Inspirada no podcast Praia dos Ossos, a minissérie Ângela Diniz: Assassinada e Condenada, dirigida por Andrucha Waddington, se passa nos últimos anos de vida da socialite titular e revisita um dos casos mais emblemáticos da história criminal e política do Brasil: o assassinato da socialite mineira Ângela Diniz, morta a tiros por seu então companheiro, Doca Street, em sua casa em Búzios, no Rio de Janeiro, em 1976. Ao longo de seus seis episódios, a produção não apenas reconstitui os fatos, mas os transforma em metáfora viva da violência estrutural que ainda hoje define o destino de tantas mulheres brasileiras.

O crime, que abalou o Brasil na época, não foi apenas em um escândalo midiático, mas se transformou em um divisor de águas no debate sobre violência contra a mulher. O julgamento de Doca Street ficou célebre tanto pela estratégia polêmica da defesa da honra quanto pela repercussão nacional, que mobilizou a opinião pública, expôs a misoginia enraizada na sociedade brasileira e catalisou movimentos feministas que exigiram justiça e mudanças estruturais na forma como o país tratava crimes desse tipo.

A narrativa começa em Belo Horizonte, onde Ângela, aprisionada pelas aparências, decide pôr fim ao casamento com Milton Villas Boas (Thelmo Fernandes). Por tentar ser tão livre, Ângela quase perde uma das coisas mais importantes em sua vida: sua filha. Nessa parte, a série destoa um pouco da realidade, pois na vida real, Ângela teve três filhos e não apenas uma menina (certamente uma tentativa de manter a privacidade dos filhos).

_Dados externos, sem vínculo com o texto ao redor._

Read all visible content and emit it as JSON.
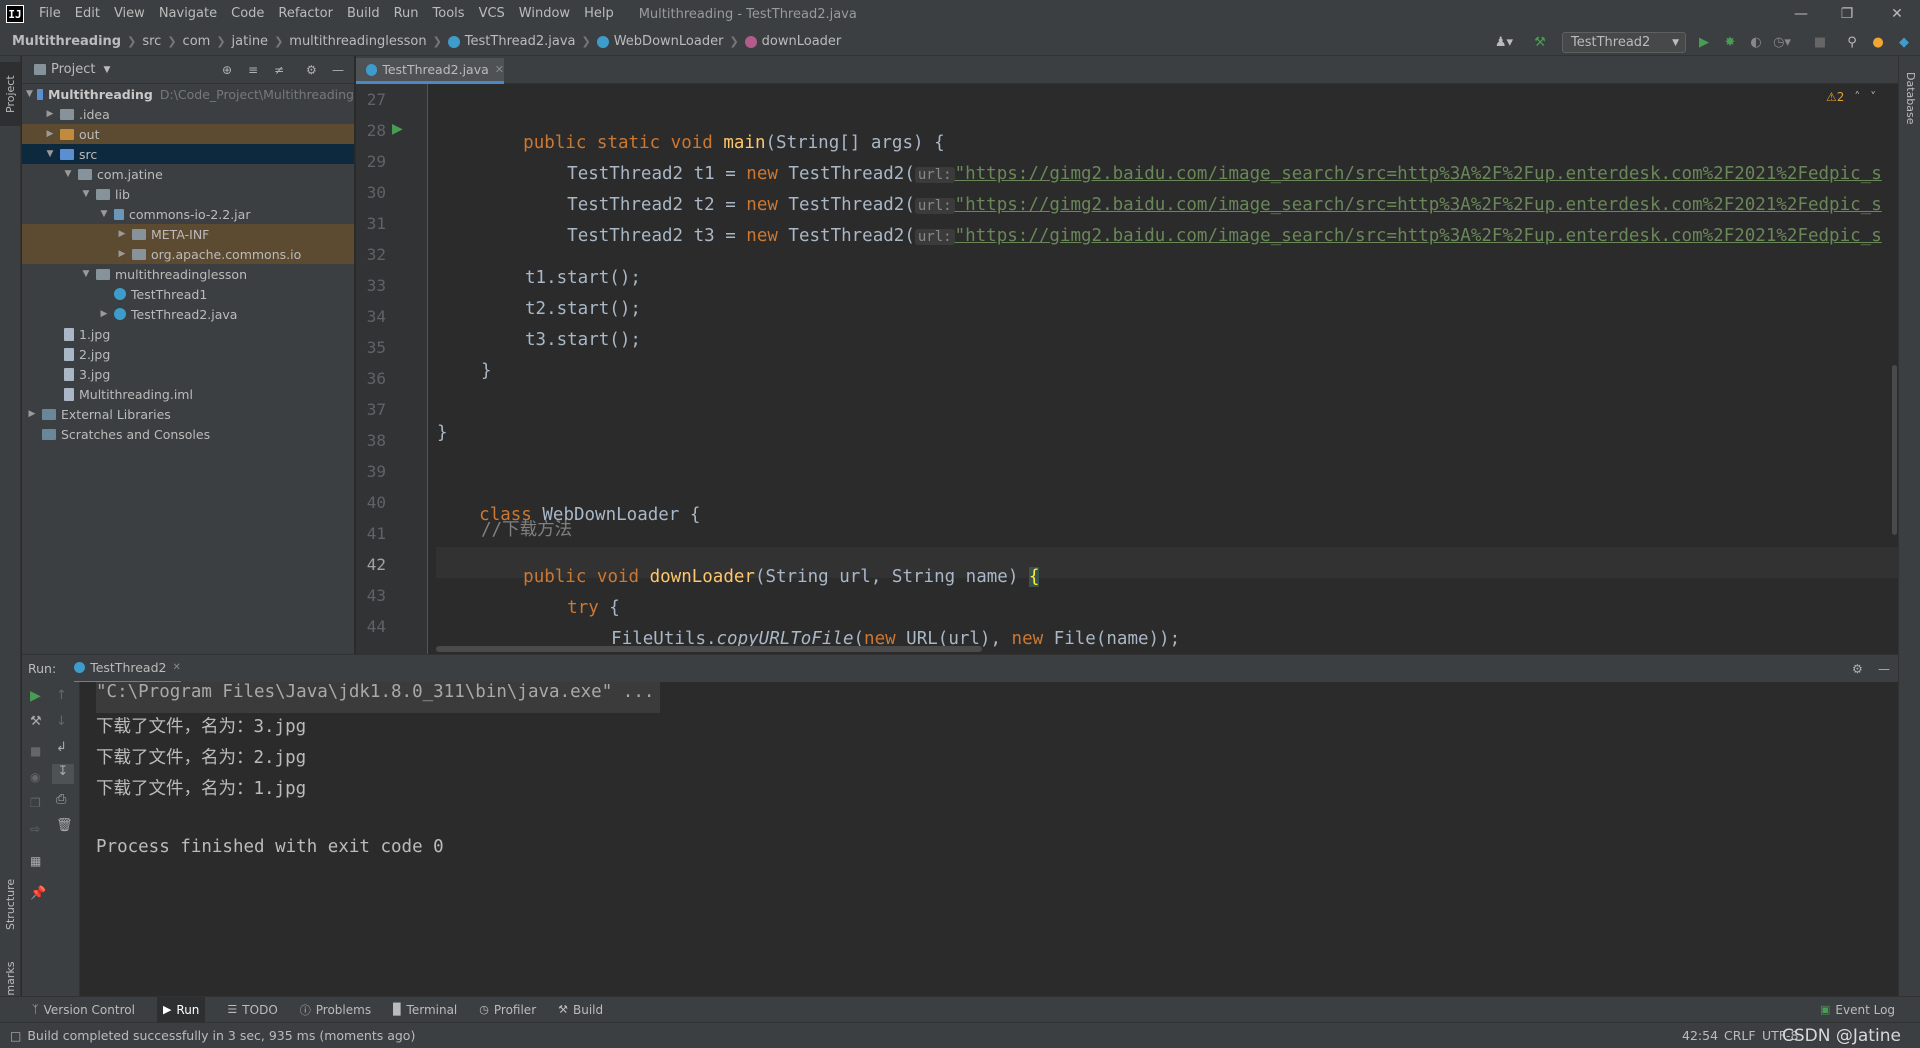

Antes de explorar o crime em questão, a minissérie trabalha a construção e destruição da figura pública de sua protagonista, algo que começa com esse divórcio nada amigável. Em uma das frases mais marcantes, Ângela diz que sua condenação começou no dia em que decidiu se separar do marido com quem se casou aos 17 anos.

É enfatizado o quanto ela era linda, livre e sua figura, bastante glamourizada. Porém isso vinha com uma carga de preconceito e julgamento moral que recaía sobre mulheres independentes, sobretudo na década de 1970. Essa liberdade, muitas vezes era vista como loucura, uma tentativa de deslegitimar seus desejos, escolhas e medos. A produção, ao escolher esses temas, já antecipa que sua protagonista foi, antes de tudo, vítima de um sistema que a empurrava para papéis estreitos e punia qualquer tentativa de autonomia, ainda que fosse uma mulher com dinheiro, fama e beleza. A recusa em caber nos moldes por beber, dançar, amar, desejar e ter prazer, foi seu “crime” simbólico antes do feminicídio.

A cobertura midiática da época, retratada na série de forma crítica e contundente, revela um jornalismo profundamente machista: manchetes sensacionalistas, comentários moralistas e reportagens que repetiam incessantemente a ideia de que Ângela era uma mulher difícil, descontrolada e provocadora. A narrativa social que se formou em torno dela reforçava a noção de culpa feminina.

Marjorie Estiano interpreta Ângela de forma bastante sedutora. A atuação da atriz vem com a densidade emocional e vulnerabilidade necessária ao retratar uma mulher que foi transformada pela imprensa em um espetáculo.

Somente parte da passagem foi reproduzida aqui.